On Fri, 15 Apr 2011 18:36:17 -0400, Tomek Sowiński <j...@ask.me> wrote:

Don napisał:

LEAKY FUNCTIONS

Define a 'leaky' pure function as a pure function which can return
heap-allocated memory to the caller, ie, where the return value or a
parameter passed by reference has at least one pointer or reference
type. This can be determined simply by inspecting the signature. (Note
that the function does not need to be immutably pure).

The interesting thing is that heap allocation inside non-leaky pure
functions behaves like stack allocation. When you return from that
function, *all* those variables are unreachable, and can be discarded en
masse. Here's an idea of how to exploit this.

THE PURE HEAP

[snip]

I'm far from being a GC expert but I think Java having identified such cases with escape analysis just puts locally allocated objects on the stack.

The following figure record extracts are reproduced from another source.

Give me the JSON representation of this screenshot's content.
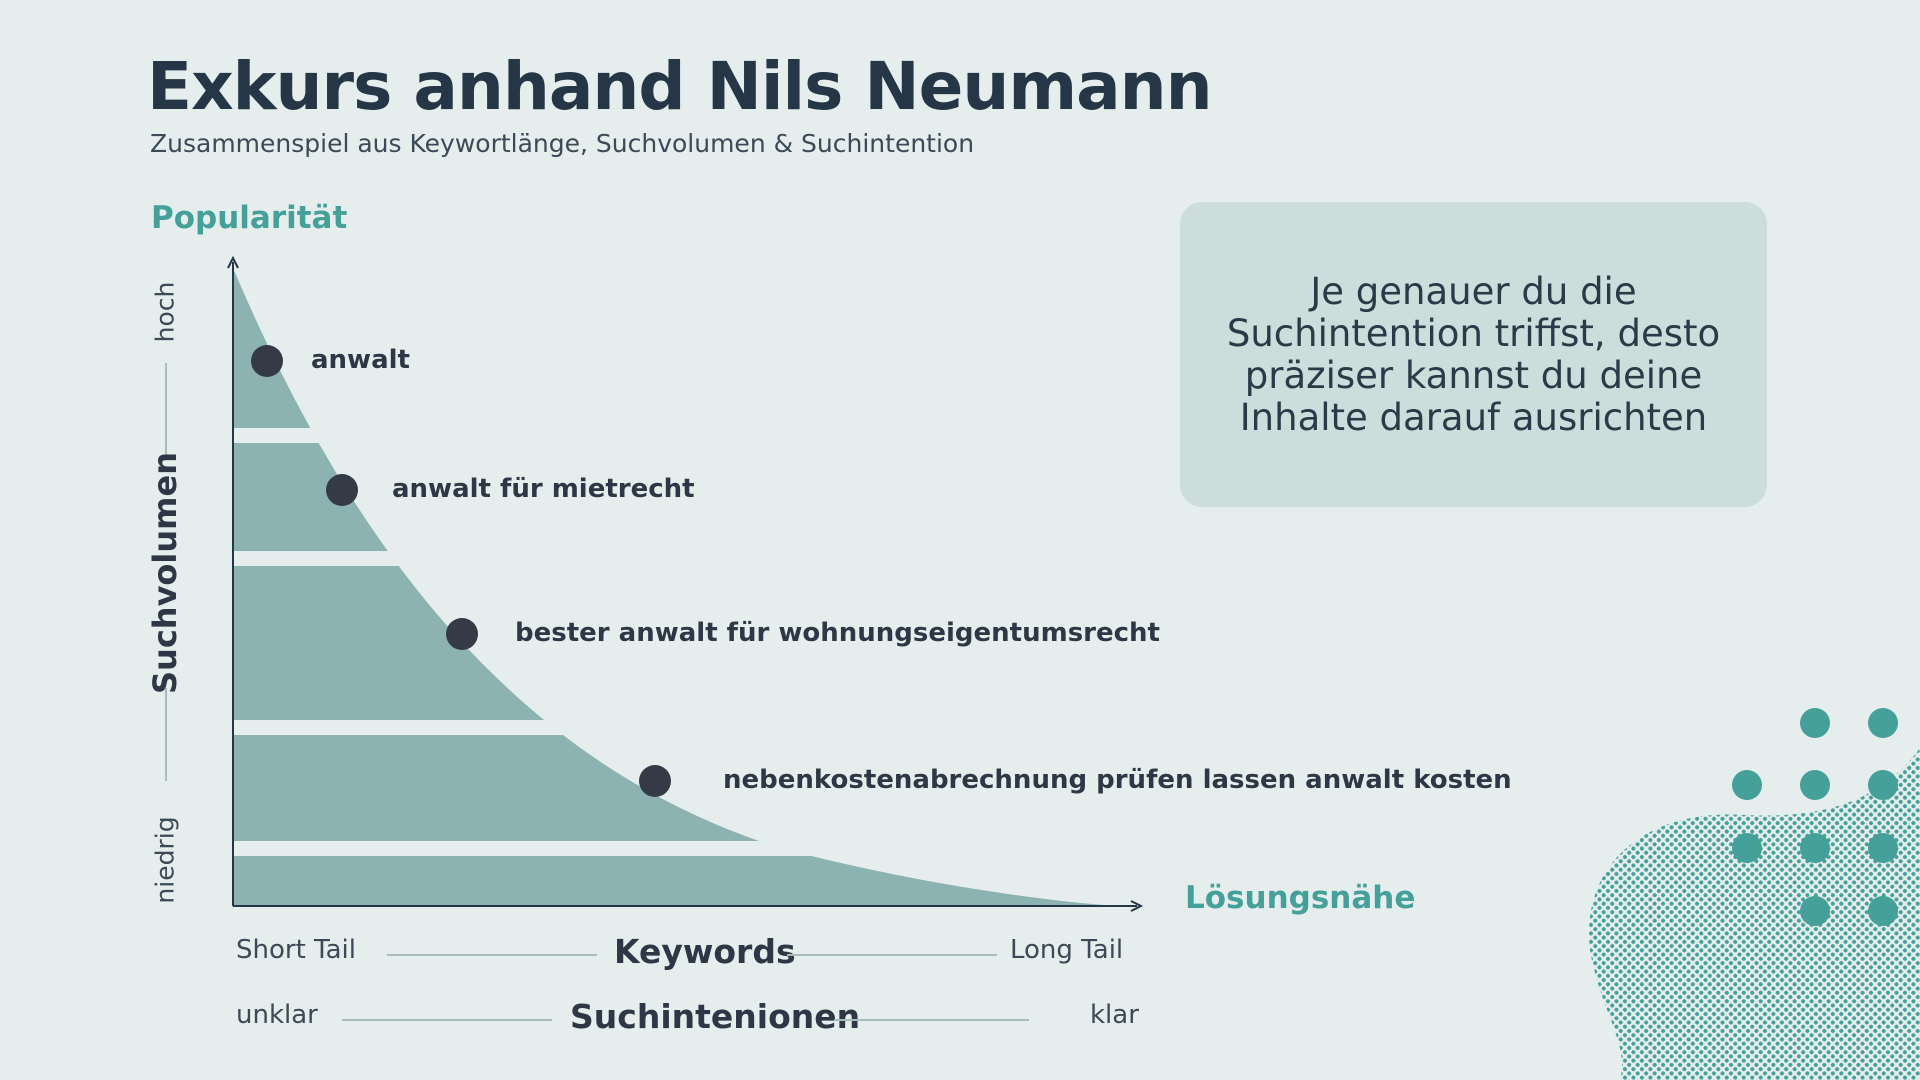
{
  "title": "Exkurs anhand Nils Neumann",
  "subtitle": "Zusammenspiel aus Keywortlänge, Suchvolumen & Suchintention",
  "y_axis": {
    "title": "Popularität",
    "rotated_label": "Suchvolumen",
    "high_label": "hoch",
    "low_label": "niedrig"
  },
  "x_axis": {
    "title": "Lösungsnähe"
  },
  "keywords_scale": {
    "left": "Short Tail",
    "center": "Keywords",
    "right": "Long Tail"
  },
  "intent_scale": {
    "left": "unklar",
    "center": "Suchintenionen",
    "right": "klar"
  },
  "keywords": [
    {
      "label": "anwalt"
    },
    {
      "label": "anwalt für mietrecht"
    },
    {
      "label": "bester anwalt für wohnungseigentumsrecht"
    },
    {
      "label": "nebenkostenabrechnung prüfen lassen anwalt kosten"
    }
  ],
  "info_text": "Je genauer du die Suchintention triffst, desto präziser kannst du deine Inhalte darauf ausrichten",
  "colors": {
    "background": "#e5eeed",
    "curve_fill": "#8cb3b1",
    "accent": "#45a09a",
    "dark_text": "#253746",
    "dot": "#353a47",
    "info_box": "#ccdddc"
  }
}
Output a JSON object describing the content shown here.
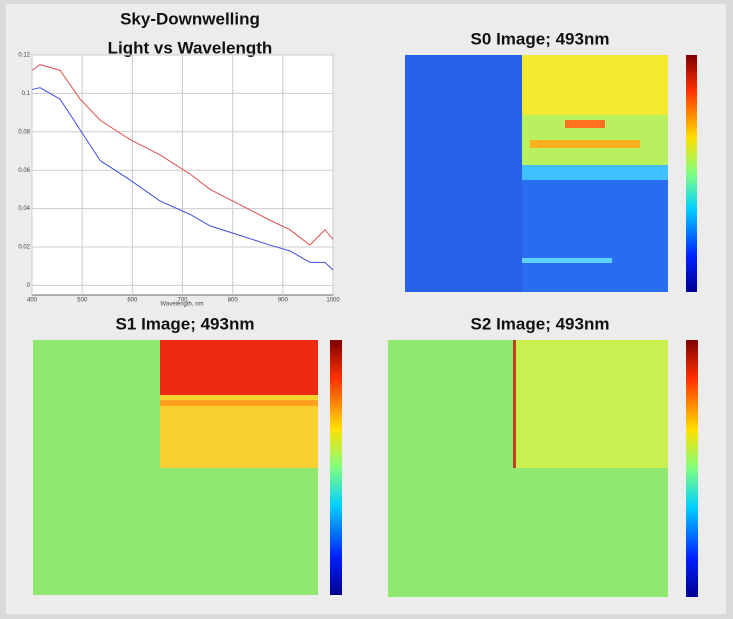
{
  "chart_data": {
    "type": "line",
    "title": [
      "Sky-Downwelling",
      "Light vs Wavelength"
    ],
    "x_label": "Wavelength, nm",
    "x": [
      400,
      416,
      456,
      496,
      536,
      595,
      655,
      715,
      755,
      815,
      874,
      914,
      954,
      984,
      1000
    ],
    "series": [
      {
        "color": "#e05050",
        "values": [
          0.112,
          0.115,
          0.112,
          0.097,
          0.086,
          0.076,
          0.068,
          0.058,
          0.05,
          0.042,
          0.034,
          0.029,
          0.021,
          0.029,
          0.024
        ]
      },
      {
        "color": "#4050e0",
        "values": [
          0.102,
          0.103,
          0.097,
          0.081,
          0.065,
          0.055,
          0.044,
          0.037,
          0.031,
          0.026,
          0.021,
          0.018,
          0.012,
          0.012,
          0.008
        ]
      }
    ],
    "xlim": [
      400,
      1000
    ],
    "ylim": [
      -0.005,
      0.12
    ],
    "xticks": [
      400,
      500,
      600,
      700,
      800,
      900,
      1000
    ],
    "yticks": [
      0,
      0.02,
      0.04,
      0.06,
      0.08,
      0.1,
      0.12
    ],
    "grid": true
  },
  "panels": [
    {
      "title": "S0 Image; 493nm"
    },
    {
      "title": "S1 Image; 493nm"
    },
    {
      "title": "S2 Image; 493nm"
    }
  ]
}
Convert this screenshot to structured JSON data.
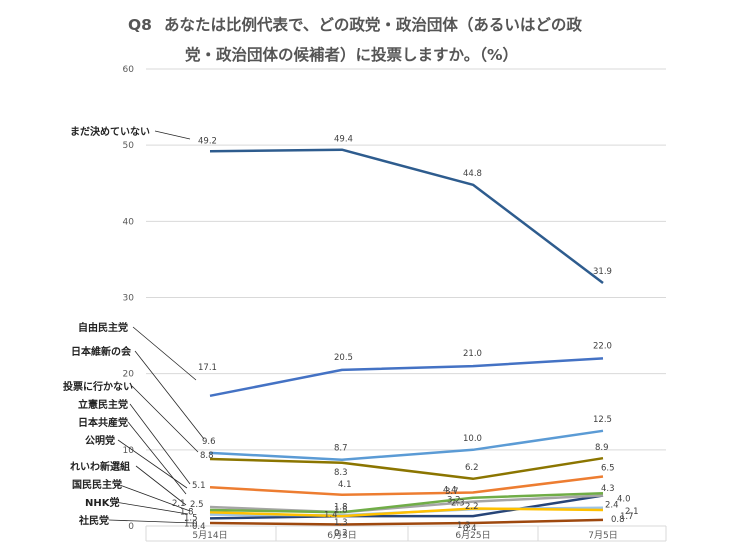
{
  "chart_data": {
    "type": "line",
    "title_prefix": "Q8",
    "title_line1": "あなたは比例代表で、どの政党・政治団体（あるいはどの政",
    "title_line2": "党・政治団体の候補者）に投票しますか。（%）",
    "categories": [
      "5月14日",
      "6月3日",
      "6月25日",
      "7月5日"
    ],
    "ylim": [
      0,
      60
    ],
    "yticks": [
      "0",
      "10",
      "20",
      "30",
      "40",
      "50",
      "60"
    ],
    "series": [
      {
        "name": "まだ決めていない",
        "color": "#2e5c8e",
        "values": [
          49.2,
          49.4,
          44.8,
          31.9
        ],
        "labels": [
          "49.2",
          "49.4",
          "44.8",
          "31.9"
        ]
      },
      {
        "name": "自由民主党",
        "color": "#4472c4",
        "values": [
          17.1,
          20.5,
          21.0,
          22.0
        ],
        "labels": [
          "17.1",
          "20.5",
          "21.0",
          "22.0"
        ]
      },
      {
        "name": "日本維新の会",
        "color": "#5b9bd5",
        "values": [
          9.6,
          8.7,
          10.0,
          12.5
        ],
        "labels": [
          "9.6",
          "8.7",
          "10.0",
          "12.5"
        ]
      },
      {
        "name": "投票に行かない",
        "color": "#8b7500",
        "values": [
          8.8,
          8.3,
          6.2,
          8.9
        ],
        "labels": [
          "8.8",
          "8.3",
          "6.2",
          "8.9"
        ]
      },
      {
        "name": "立憲民主党",
        "color": "#ed7d31",
        "values": [
          5.1,
          4.1,
          4.4,
          6.5
        ],
        "labels": [
          "5.1",
          "4.1",
          "4.4",
          "6.5"
        ]
      },
      {
        "name": "日本共産党",
        "color": "#70ad47",
        "values": [
          2.1,
          1.8,
          3.7,
          4.3
        ],
        "labels": [
          "2.1",
          "1.8",
          "3.7",
          "4.3"
        ]
      },
      {
        "name": "公明党",
        "color": "#a5a5a5",
        "values": [
          2.5,
          1.8,
          3.2,
          4.0
        ],
        "labels": [
          "2.5",
          "1.8",
          "3.2",
          "4.0"
        ]
      },
      {
        "name": "れいわ新選組",
        "color": "#ffc000",
        "values": [
          1.8,
          1.3,
          2.3,
          2.1
        ],
        "labels": [
          "1.8",
          "1.3",
          "2.3",
          "2.1"
        ]
      },
      {
        "name": "国民民主党",
        "color": "#9dc3e6",
        "values": [
          1.5,
          1.4,
          2.2,
          2.4
        ],
        "labels": [
          "1.5",
          "1.4",
          "2.2",
          "2.4"
        ]
      },
      {
        "name": "NHK党",
        "color": "#264478",
        "values": [
          1.0,
          1.3,
          1.3,
          4.0
        ],
        "labels": [
          "1.0",
          "",
          "1.3",
          ""
        ]
      },
      {
        "name": "社民党",
        "color": "#9e480e",
        "values": [
          0.4,
          0.2,
          0.4,
          0.8
        ],
        "labels": [
          "0.4",
          "0.2",
          "0.4",
          "0.8"
        ]
      }
    ],
    "extra_labels": [
      "1.7"
    ],
    "legend_placement": "left-callouts"
  }
}
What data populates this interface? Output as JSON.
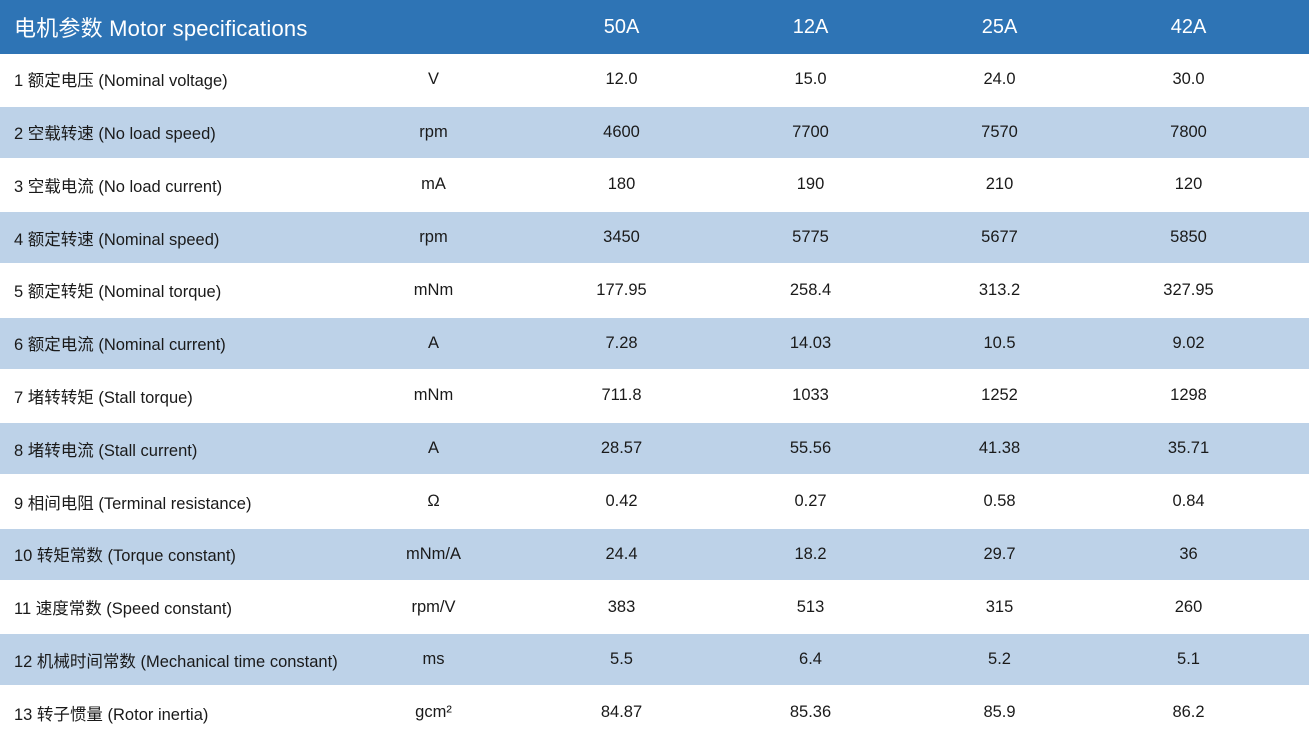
{
  "colors": {
    "header_bg": "#2E74B5",
    "header_text": "#FFFFFF",
    "row_bg": "#FFFFFF",
    "row_alt_bg": "#BDD2E8",
    "body_text": "#1A1A1A"
  },
  "table": {
    "title": "电机参数 Motor specifications",
    "columns": [
      "50A",
      "12A",
      "25A",
      "42A"
    ],
    "rows": [
      {
        "label": "1 额定电压 (Nominal voltage)",
        "unit": "V",
        "values": [
          "12.0",
          "15.0",
          "24.0",
          "30.0"
        ]
      },
      {
        "label": "2 空载转速 (No load speed)",
        "unit": "rpm",
        "values": [
          "4600",
          "7700",
          "7570",
          "7800"
        ]
      },
      {
        "label": "3 空载电流 (No load current)",
        "unit": "mA",
        "values": [
          "180",
          "190",
          "210",
          "120"
        ]
      },
      {
        "label": "4 额定转速 (Nominal speed)",
        "unit": "rpm",
        "values": [
          "3450",
          "5775",
          "5677",
          "5850"
        ]
      },
      {
        "label": "5 额定转矩 (Nominal torque)",
        "unit": "mNm",
        "values": [
          "177.95",
          "258.4",
          "313.2",
          "327.95"
        ]
      },
      {
        "label": "6 额定电流 (Nominal current)",
        "unit": "A",
        "values": [
          "7.28",
          "14.03",
          "10.5",
          "9.02"
        ]
      },
      {
        "label": "7 堵转转矩 (Stall torque)",
        "unit": "mNm",
        "values": [
          "711.8",
          "1033",
          "1252",
          "1298"
        ]
      },
      {
        "label": "8 堵转电流 (Stall current)",
        "unit": "A",
        "values": [
          "28.57",
          "55.56",
          "41.38",
          "35.71"
        ]
      },
      {
        "label": "9 相间电阻 (Terminal resistance)",
        "unit": "Ω",
        "values": [
          "0.42",
          "0.27",
          "0.58",
          "0.84"
        ]
      },
      {
        "label": "10 转矩常数 (Torque constant)",
        "unit": "mNm/A",
        "values": [
          "24.4",
          "18.2",
          "29.7",
          "36"
        ]
      },
      {
        "label": "11 速度常数 (Speed constant)",
        "unit": "rpm/V",
        "values": [
          "383",
          "513",
          "315",
          "260"
        ]
      },
      {
        "label": "12 机械时间常数 (Mechanical time constant)",
        "unit": "ms",
        "values": [
          "5.5",
          "6.4",
          "5.2",
          "5.1"
        ]
      },
      {
        "label": "13 转子惯量 (Rotor inertia)",
        "unit": "gcm²",
        "values": [
          "84.87",
          "85.36",
          "85.9",
          "86.2"
        ]
      }
    ]
  }
}
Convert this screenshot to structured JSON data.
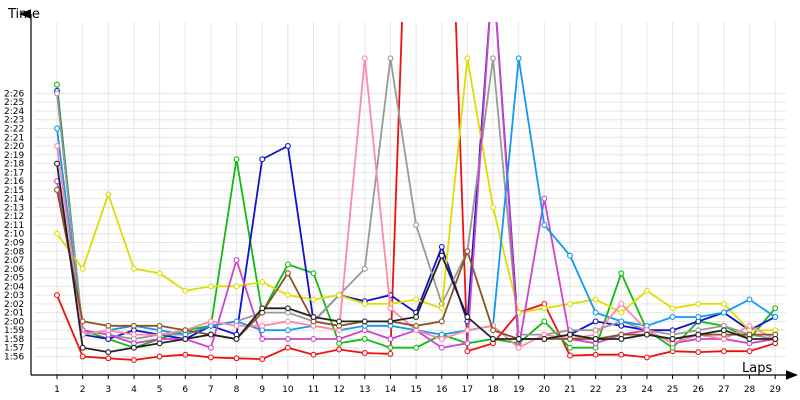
{
  "chart_data": {
    "type": "line",
    "xlabel": "Laps",
    "ylabel": "Time",
    "grid": true,
    "x": [
      1,
      2,
      3,
      4,
      5,
      6,
      7,
      8,
      9,
      10,
      11,
      12,
      13,
      14,
      15,
      16,
      17,
      18,
      19,
      20,
      21,
      22,
      23,
      24,
      25,
      26,
      27,
      28,
      29
    ],
    "x_tick_labels": [
      "1",
      "2",
      "3",
      "4",
      "5",
      "6",
      "7",
      "8",
      "9",
      "10",
      "11",
      "12",
      "13",
      "14",
      "15",
      "16",
      "17",
      "18",
      "19",
      "20",
      "21",
      "22",
      "23",
      "24",
      "25",
      "26",
      "27",
      "28",
      "29"
    ],
    "y_tick_labels": [
      "1:56",
      "1:57",
      "1:58",
      "1:59",
      "2:00",
      "2:01",
      "2:02",
      "2:03",
      "2:04",
      "2:05",
      "2:06",
      "2:07",
      "2:08",
      "2:09",
      "2:10",
      "2:11",
      "2:12",
      "2:13",
      "2:14",
      "2:15",
      "2:16",
      "2:17",
      "2:18",
      "2:19",
      "2:20",
      "2:21",
      "2:22",
      "2:23",
      "2:24",
      "2:25",
      "2:26"
    ],
    "ylim_seconds": [
      115,
      146.5
    ],
    "series": [
      {
        "color": "#ee1111",
        "values": [
          123,
          116,
          115.8,
          115.6,
          116,
          116.2,
          115.9,
          115.8,
          115.7,
          117,
          116.2,
          116.8,
          116.4,
          116.3,
          200,
          200,
          116.6,
          117.5,
          121,
          122,
          116.1,
          116.2,
          116.2,
          115.9,
          116.6,
          116.5,
          116.6,
          116.6,
          117.5
        ]
      },
      {
        "color": "#11bb11",
        "values": [
          147,
          119,
          118,
          117,
          118,
          119,
          119.5,
          138.5,
          121,
          126.5,
          125.5,
          117.5,
          118,
          117,
          117,
          118.5,
          117.5,
          118,
          117.5,
          120,
          117,
          117,
          125.5,
          119,
          117,
          120,
          119.5,
          118,
          121.5
        ]
      },
      {
        "color": "#1111cc",
        "values": [
          146.3,
          118.5,
          118,
          119,
          118.5,
          118,
          119.5,
          118.5,
          138.5,
          140,
          120,
          123,
          122.3,
          123,
          121,
          128.5,
          120,
          160,
          118,
          118,
          118.5,
          120,
          119.5,
          119,
          119,
          120,
          121,
          119,
          120.5
        ]
      },
      {
        "color": "#999999",
        "values": [
          146,
          119,
          118.5,
          118,
          118.5,
          118.5,
          119.5,
          120,
          121,
          121,
          120,
          123,
          126,
          150,
          131,
          122,
          128,
          150,
          118.5,
          118.5,
          119,
          119,
          120,
          119,
          118.5,
          119,
          119.5,
          118.5,
          118
        ]
      },
      {
        "color": "#dddd00",
        "values": [
          130,
          126,
          134.5,
          126,
          125.5,
          123.5,
          124,
          124,
          124.5,
          123,
          122.5,
          123,
          122,
          122,
          122.5,
          121.5,
          150,
          133,
          121,
          121.5,
          122,
          122.5,
          121,
          123.5,
          121.5,
          122,
          122,
          119,
          119
        ]
      },
      {
        "color": "#cc44cc",
        "values": [
          136,
          119,
          118.5,
          117.5,
          118,
          118,
          117,
          127,
          118,
          118,
          118,
          118,
          119,
          118,
          119,
          117,
          117.5,
          160,
          117,
          134,
          118,
          117.5,
          118.5,
          119,
          117.5,
          118,
          118,
          117.5,
          118
        ]
      },
      {
        "color": "#1199ee",
        "values": [
          142,
          118.5,
          119,
          119.5,
          119,
          118.5,
          119.5,
          120,
          119,
          119,
          119.5,
          119,
          119.5,
          119.5,
          119,
          118.5,
          119,
          119.5,
          150,
          131,
          127.5,
          121,
          120,
          119.5,
          120.5,
          120.5,
          121,
          122.5,
          120.5
        ]
      },
      {
        "color": "#ff88aa",
        "values": [
          140,
          118.5,
          119,
          118.5,
          118.5,
          119,
          120,
          119.5,
          119.5,
          120,
          119.5,
          119,
          150,
          121.5,
          119,
          118,
          119,
          119.5,
          117,
          118.5,
          118,
          118.5,
          122,
          119,
          117.5,
          118.5,
          118,
          119.5,
          118
        ]
      },
      {
        "color": "#885522",
        "values": [
          135,
          120,
          119.5,
          119.5,
          119.5,
          119,
          118.5,
          118,
          121,
          125.5,
          120,
          119.5,
          120,
          120,
          119.5,
          120,
          128,
          119,
          118,
          118,
          118,
          118,
          118.5,
          118.5,
          118,
          118.5,
          118.5,
          118.5,
          118.5
        ]
      },
      {
        "color": "#222222",
        "values": [
          138,
          117,
          116.5,
          117,
          117.5,
          118,
          118.5,
          118,
          121.5,
          121.5,
          120.5,
          120,
          120,
          120,
          120.5,
          127.5,
          120.5,
          118,
          118,
          118,
          118.5,
          118,
          118,
          118.5,
          118,
          118.5,
          119,
          118,
          118
        ]
      }
    ]
  }
}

Full escape analysis requires a non-stanard object format and a non-standard linker. Simply because, escape analysis must be a compiler-added attribute, and the linker has to understand that. We can get away with certain things reusing the C linker by doing things like name mangling, but escape analysis must add far more annotations (essentially tell how parameters and return values are linked).

I think at some point, I'd prefer D to use it's own object format and linker, to allow both escape analysis, and to use the object format as the import database. But that isn't likely to come from Walter, I think someone would have to build a new compiler.